MS affects the ability of nerve cells in the brain and spinal cord to communicate with each other effectively. Nerve cells communicate by sending electrical signals called action potentials down long fibers called axons, which are contained within an insulating substance called myelin. In MS, the body's own immune system attacks and damages the myelin. When myelin is lost, the axons can no longer effectively conduct signals. The name multiple sclerosis refers to scars (scleroses—better known as plaques or lesions) particularly in the white matter of the brain and spinal cord, which is mainly composed of myelin. Although much is known about the mechanisms involved in the disease process, the cause remains unknown.

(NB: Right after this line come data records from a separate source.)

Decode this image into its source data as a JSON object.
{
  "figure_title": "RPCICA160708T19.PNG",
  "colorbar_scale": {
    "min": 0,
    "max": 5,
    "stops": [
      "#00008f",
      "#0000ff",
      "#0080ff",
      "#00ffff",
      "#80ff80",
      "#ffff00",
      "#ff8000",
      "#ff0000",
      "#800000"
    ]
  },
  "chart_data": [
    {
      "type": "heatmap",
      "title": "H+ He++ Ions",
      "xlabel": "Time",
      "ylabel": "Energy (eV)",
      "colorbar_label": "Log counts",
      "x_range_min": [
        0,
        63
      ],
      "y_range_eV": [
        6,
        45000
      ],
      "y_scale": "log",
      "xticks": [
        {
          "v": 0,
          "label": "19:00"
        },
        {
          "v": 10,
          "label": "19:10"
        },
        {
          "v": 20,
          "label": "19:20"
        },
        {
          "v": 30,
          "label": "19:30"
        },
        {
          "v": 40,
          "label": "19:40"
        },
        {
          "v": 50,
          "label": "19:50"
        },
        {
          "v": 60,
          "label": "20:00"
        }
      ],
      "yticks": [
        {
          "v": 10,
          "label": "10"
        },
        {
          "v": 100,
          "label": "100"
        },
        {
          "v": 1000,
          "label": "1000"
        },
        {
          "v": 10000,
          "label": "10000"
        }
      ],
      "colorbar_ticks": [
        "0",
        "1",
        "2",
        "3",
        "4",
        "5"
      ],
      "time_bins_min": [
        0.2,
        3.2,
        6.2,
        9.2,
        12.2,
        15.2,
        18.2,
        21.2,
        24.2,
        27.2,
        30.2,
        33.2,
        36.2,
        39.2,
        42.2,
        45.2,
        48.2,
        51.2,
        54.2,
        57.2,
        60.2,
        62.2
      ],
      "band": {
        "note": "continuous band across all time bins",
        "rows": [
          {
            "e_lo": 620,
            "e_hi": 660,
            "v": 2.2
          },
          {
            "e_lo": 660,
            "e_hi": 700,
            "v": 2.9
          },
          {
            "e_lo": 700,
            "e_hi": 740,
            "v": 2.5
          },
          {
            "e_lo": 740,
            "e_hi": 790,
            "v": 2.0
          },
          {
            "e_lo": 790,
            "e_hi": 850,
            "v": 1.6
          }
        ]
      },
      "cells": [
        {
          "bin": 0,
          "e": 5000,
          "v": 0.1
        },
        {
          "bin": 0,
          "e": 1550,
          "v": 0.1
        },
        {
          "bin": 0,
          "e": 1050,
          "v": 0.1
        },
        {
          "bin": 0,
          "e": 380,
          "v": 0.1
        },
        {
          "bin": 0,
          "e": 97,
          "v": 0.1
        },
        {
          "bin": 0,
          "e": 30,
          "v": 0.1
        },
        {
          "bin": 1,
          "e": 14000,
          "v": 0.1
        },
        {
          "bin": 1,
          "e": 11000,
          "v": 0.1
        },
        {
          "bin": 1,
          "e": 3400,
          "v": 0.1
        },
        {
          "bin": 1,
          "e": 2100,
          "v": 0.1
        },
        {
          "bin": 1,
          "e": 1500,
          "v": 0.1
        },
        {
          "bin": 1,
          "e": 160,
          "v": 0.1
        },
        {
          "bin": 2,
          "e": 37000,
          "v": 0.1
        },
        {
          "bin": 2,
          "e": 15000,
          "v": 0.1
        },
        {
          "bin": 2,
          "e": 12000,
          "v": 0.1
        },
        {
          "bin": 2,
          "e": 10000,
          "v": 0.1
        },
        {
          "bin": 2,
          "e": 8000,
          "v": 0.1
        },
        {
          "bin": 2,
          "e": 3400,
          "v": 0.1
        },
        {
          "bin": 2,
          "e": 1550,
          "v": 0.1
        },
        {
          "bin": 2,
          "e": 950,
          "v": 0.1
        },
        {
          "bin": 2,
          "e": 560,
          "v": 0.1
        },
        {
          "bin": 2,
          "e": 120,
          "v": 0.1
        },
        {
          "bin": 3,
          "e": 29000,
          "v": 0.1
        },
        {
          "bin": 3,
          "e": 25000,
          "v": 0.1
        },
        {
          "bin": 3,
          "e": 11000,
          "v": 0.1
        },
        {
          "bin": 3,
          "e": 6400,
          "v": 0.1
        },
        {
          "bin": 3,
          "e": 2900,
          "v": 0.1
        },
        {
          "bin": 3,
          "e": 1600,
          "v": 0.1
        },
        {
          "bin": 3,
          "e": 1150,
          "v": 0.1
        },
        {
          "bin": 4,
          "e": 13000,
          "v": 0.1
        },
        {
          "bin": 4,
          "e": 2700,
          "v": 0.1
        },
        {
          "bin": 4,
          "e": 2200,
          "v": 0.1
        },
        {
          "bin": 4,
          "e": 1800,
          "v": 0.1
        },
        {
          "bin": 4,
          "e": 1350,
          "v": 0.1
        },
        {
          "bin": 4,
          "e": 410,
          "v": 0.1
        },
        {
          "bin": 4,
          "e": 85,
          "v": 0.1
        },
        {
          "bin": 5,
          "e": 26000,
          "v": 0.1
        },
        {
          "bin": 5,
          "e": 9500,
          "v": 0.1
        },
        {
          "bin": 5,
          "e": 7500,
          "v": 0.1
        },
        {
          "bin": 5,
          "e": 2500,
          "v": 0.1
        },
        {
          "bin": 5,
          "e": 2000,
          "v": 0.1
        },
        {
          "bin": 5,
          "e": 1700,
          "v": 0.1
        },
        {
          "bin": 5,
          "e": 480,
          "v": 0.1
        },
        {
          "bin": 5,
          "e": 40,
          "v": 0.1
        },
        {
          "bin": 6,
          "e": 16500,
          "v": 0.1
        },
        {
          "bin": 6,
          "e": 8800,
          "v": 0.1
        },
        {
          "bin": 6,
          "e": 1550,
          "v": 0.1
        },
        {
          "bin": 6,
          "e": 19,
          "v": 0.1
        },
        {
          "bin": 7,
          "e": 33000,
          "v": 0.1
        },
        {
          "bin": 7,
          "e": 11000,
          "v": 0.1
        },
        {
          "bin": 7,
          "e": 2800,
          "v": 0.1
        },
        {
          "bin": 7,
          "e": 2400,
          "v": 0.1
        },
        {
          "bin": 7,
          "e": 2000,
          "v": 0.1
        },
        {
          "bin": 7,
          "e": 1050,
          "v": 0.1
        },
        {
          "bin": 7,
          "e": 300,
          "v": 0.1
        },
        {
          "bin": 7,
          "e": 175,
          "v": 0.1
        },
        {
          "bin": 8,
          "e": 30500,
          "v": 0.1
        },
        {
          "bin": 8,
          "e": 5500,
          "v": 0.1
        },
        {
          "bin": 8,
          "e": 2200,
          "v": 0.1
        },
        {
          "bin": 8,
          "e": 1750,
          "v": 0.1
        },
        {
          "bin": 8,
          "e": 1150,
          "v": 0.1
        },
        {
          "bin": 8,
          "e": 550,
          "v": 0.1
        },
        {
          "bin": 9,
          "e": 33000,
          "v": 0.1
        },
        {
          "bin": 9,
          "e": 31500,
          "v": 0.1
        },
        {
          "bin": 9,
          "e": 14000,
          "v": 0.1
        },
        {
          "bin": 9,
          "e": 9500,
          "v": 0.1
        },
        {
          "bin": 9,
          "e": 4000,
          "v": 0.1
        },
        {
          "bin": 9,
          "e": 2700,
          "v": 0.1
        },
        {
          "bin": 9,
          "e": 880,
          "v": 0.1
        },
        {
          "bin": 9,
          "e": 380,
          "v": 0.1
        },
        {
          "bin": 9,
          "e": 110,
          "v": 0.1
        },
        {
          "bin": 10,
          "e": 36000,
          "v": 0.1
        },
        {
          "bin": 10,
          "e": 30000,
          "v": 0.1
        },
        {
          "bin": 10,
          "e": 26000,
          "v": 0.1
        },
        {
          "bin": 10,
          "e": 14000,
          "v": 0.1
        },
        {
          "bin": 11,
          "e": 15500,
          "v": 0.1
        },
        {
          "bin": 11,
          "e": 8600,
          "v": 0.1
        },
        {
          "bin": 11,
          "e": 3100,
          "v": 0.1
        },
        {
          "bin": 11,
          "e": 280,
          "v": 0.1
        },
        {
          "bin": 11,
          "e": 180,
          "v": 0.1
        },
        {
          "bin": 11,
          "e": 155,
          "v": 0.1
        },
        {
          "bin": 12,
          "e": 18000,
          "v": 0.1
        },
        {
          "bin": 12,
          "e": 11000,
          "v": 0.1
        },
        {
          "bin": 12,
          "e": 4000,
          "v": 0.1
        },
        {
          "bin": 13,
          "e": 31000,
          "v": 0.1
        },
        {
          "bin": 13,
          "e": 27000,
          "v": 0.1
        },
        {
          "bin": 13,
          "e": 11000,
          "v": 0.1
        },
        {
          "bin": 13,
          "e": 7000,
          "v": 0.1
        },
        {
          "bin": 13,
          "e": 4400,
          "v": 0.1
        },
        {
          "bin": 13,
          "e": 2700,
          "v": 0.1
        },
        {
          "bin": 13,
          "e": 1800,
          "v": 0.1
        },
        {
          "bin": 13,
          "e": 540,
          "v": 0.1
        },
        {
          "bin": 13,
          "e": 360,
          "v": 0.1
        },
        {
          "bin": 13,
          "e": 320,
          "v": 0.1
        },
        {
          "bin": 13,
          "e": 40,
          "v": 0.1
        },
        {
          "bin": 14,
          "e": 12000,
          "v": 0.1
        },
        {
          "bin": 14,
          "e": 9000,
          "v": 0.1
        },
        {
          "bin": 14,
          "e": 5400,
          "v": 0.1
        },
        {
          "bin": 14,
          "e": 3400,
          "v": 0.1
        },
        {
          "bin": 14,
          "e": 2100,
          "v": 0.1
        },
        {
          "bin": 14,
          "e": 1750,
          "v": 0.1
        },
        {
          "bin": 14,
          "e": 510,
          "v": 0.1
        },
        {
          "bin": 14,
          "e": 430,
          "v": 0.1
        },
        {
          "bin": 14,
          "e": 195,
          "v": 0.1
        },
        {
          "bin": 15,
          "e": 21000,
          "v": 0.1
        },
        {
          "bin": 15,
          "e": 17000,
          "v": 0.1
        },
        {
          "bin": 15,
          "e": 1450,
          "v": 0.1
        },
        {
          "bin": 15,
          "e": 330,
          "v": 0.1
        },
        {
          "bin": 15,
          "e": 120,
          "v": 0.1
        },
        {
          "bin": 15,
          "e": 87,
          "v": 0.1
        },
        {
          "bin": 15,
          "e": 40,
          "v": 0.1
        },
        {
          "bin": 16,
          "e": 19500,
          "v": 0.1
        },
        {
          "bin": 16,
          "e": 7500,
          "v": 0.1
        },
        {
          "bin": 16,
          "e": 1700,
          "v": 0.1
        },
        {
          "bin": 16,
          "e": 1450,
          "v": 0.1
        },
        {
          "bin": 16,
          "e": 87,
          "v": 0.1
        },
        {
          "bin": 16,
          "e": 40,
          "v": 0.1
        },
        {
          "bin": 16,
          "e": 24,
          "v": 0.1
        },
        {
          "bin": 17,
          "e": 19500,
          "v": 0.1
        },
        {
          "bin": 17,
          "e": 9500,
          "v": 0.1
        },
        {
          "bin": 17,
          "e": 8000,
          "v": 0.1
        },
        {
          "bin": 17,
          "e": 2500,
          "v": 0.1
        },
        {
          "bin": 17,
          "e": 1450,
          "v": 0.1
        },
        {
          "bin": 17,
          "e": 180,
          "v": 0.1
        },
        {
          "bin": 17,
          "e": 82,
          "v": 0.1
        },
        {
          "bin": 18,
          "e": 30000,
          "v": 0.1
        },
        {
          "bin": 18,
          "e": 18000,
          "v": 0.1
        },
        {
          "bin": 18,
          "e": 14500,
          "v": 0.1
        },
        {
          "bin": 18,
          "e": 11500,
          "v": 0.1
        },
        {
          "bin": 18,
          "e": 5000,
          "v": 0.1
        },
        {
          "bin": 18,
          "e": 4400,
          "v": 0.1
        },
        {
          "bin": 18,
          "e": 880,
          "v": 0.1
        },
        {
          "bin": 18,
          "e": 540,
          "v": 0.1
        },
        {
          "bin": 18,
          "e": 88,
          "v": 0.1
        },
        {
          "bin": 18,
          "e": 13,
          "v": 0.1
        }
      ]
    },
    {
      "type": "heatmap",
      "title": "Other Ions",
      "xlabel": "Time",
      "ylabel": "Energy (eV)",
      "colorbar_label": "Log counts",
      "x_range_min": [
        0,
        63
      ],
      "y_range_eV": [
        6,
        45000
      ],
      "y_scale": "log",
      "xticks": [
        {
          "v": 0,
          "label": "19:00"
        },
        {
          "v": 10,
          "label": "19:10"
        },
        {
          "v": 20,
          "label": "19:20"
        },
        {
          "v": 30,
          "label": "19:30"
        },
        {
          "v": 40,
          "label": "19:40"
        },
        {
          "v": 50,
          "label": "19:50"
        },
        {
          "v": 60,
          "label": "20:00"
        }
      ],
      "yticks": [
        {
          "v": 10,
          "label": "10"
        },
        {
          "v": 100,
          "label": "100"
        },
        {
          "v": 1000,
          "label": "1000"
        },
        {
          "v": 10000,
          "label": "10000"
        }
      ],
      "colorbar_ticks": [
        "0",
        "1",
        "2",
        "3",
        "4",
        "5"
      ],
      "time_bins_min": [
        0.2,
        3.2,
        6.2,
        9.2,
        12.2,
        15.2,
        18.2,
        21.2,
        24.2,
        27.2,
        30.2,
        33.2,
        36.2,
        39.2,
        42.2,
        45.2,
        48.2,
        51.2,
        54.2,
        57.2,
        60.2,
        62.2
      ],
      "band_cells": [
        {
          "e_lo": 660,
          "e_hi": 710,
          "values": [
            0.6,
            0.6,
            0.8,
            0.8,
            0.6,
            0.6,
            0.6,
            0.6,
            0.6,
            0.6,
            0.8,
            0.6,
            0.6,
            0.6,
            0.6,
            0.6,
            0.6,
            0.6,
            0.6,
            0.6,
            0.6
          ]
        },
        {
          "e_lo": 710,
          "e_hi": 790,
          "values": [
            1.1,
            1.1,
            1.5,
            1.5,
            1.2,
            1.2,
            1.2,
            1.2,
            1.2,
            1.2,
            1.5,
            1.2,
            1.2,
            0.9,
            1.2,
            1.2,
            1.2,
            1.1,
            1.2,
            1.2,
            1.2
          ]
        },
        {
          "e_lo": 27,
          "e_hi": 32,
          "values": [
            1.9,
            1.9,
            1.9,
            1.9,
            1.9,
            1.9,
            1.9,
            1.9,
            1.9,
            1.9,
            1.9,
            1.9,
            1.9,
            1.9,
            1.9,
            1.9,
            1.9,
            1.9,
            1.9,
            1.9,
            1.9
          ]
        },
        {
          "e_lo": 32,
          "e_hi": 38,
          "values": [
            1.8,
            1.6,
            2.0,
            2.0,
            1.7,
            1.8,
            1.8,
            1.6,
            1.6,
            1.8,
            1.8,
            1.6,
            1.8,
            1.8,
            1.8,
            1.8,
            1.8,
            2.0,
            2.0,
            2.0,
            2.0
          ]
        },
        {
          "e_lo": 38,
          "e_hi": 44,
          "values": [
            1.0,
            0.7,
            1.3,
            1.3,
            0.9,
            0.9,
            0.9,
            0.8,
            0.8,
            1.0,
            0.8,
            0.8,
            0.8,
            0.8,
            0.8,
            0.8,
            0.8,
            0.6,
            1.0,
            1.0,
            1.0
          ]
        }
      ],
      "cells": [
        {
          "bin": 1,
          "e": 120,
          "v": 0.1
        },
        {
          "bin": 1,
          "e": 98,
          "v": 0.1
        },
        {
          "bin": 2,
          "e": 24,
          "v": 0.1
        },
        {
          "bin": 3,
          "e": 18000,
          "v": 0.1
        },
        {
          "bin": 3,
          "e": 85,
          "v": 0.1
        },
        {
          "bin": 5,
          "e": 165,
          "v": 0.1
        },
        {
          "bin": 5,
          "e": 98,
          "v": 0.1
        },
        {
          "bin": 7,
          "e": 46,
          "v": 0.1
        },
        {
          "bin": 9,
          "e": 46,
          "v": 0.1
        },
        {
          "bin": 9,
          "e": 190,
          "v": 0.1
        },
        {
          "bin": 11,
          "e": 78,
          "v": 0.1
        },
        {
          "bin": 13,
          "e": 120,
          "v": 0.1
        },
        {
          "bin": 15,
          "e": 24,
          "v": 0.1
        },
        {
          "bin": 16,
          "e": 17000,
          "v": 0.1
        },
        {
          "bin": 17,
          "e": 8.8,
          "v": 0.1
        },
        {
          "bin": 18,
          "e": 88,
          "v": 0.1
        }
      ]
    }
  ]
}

Theories include genetics or infections. Different environmental risk factors have also been found.

Almost any neurological symptom can appear with the disease, and often progresses to physical and cognitive disability. MS takes several forms, with new symptoms occurring either in discrete attacks (relapsing forms) or slowly accumulating over time (progressive forms). Between attacks, symptoms may go away completely, but permanent neurological problems often occur, especially as the disease advances.

There is no known cure for multiple sclerosis. Treatments attempt to return function after an attack, prevent new attacks, and prevent disability. MS medications can have adverse effects or be poorly tolerated, and many patients pursue alternative treatments, despite the lack of supporting scientific study. The prognosis is difficult to predict; it depends on the subtype of the disease, the individual patient's disease characteristics, the initial symptoms and the degree of disability the person experiences as time advances. Life expectancy of people with MS is 5 to 10 years lower than that of the unaffected population.